Говорили, сторож был психически ненормальным человеком, и его не стали судить; взрослые возмущались, боялись за детей и запрещали даже приближаться к проклятому угодью, хотя ходить пешком или кататься на велосипеде по дамбе не возбранялось. Но родители бывали на даче редко; проведав детей и привезя продуктов, поделав в охотку или для видимости что–нибудь в огороде и поев ягод с кустов, они уезжали до следующих выходных, а все тревоги по поводу запретных прудов, купания в карьере, поломок велосипедов и мальчишеских стычек, брани с недовольными соседями, поносов, ушибов, синяков и ссадин, подростковой грубости, курения и похищения с подоконника молодого домашнего вина из малины, ирги и крыжовника ложились на Колюнину бабушку, которая опекала сразу четверых внуков, на всех готовила и на всех стирала, работала в саду, ходила в магазин, а по утрам, когда маленькие обитатели дачи спали, садилась писать стихи.

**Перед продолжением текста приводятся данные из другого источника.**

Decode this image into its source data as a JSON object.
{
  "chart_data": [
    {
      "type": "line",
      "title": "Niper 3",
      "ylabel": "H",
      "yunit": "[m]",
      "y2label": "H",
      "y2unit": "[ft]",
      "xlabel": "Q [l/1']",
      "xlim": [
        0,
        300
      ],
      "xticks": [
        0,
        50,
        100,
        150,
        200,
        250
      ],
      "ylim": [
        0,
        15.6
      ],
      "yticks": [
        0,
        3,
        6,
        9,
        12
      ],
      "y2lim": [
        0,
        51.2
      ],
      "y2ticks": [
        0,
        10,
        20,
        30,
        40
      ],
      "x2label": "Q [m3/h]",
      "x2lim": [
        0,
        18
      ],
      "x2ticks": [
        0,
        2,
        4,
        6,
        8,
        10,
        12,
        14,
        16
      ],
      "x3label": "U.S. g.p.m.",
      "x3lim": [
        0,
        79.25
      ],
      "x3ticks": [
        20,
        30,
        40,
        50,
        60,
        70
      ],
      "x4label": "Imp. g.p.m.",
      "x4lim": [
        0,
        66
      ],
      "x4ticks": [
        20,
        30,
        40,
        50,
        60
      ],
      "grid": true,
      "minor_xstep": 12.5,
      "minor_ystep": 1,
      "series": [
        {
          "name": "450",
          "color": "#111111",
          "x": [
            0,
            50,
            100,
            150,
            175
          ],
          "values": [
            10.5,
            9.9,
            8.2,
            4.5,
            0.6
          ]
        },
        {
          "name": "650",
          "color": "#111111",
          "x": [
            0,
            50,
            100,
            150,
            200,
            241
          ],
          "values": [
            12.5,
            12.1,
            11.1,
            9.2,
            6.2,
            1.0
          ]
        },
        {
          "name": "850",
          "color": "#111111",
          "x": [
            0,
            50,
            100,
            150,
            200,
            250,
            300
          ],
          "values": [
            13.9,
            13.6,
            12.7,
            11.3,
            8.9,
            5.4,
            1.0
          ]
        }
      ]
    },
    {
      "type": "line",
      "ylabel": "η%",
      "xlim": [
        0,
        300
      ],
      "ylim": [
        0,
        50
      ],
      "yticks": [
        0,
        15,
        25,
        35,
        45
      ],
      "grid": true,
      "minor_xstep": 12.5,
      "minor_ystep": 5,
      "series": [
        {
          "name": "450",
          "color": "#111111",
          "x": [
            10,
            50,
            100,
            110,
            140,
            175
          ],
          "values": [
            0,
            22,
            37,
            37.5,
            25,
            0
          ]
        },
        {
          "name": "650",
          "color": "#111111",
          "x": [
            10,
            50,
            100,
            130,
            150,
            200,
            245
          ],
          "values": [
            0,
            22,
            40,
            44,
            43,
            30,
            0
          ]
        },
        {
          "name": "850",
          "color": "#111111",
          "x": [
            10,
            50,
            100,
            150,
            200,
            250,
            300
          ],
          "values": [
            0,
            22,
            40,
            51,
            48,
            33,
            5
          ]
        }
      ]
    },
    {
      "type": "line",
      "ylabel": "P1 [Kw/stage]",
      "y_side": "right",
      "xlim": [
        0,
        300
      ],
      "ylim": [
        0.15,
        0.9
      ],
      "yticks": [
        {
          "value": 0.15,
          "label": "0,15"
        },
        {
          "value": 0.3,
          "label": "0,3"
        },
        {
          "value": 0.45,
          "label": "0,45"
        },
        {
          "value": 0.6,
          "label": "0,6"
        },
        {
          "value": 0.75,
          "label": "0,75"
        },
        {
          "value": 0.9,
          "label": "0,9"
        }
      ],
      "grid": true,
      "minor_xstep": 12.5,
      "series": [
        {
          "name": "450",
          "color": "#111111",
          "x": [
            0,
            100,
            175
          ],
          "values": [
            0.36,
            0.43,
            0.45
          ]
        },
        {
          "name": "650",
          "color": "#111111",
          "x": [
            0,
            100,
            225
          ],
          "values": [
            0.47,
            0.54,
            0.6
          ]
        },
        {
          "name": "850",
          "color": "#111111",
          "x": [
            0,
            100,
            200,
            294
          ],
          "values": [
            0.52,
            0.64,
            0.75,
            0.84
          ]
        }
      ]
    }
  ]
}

Этих стихов у нее было несколько тетрадок. Они были посвящены каждому из детей и внуков, собакам, кошкам, семейным праздникам и переменам, переездам детей с квартиры на квартиру и из города в город, защите диссертации средним сыном, бойкоту московской Олимпиады, гимназической подруге, окончанию очередного года, поступлению внучек в школы, институты и университеты, и словно молитву мальчик слышал по утрам:
Кукла Алла
Рано встала:
Лялю в школу провожала.
“До свиданья, мама Ляля,
Все ли вы для школы взяли?
Есть ли карандаш и книжки,
Дома ждать мы будем с Мишкой”.
Слышит Аллочка в ответ:
“Мамы Ляли больше нет,
Лялю в ясельки носили,
Лялю в детский сад водили.
А теперь учусь я в школе,
И зовите меня Олей”. Но больше всего стихов, серьезных и шутливых, писала бабушка про своего единственного мужа, с которым разошлась еще до войны, сменившего с той поры Бог весть какую по счету жену, но всякий раз приезжавшего к первой за советом, с кем и где ему теперь жить.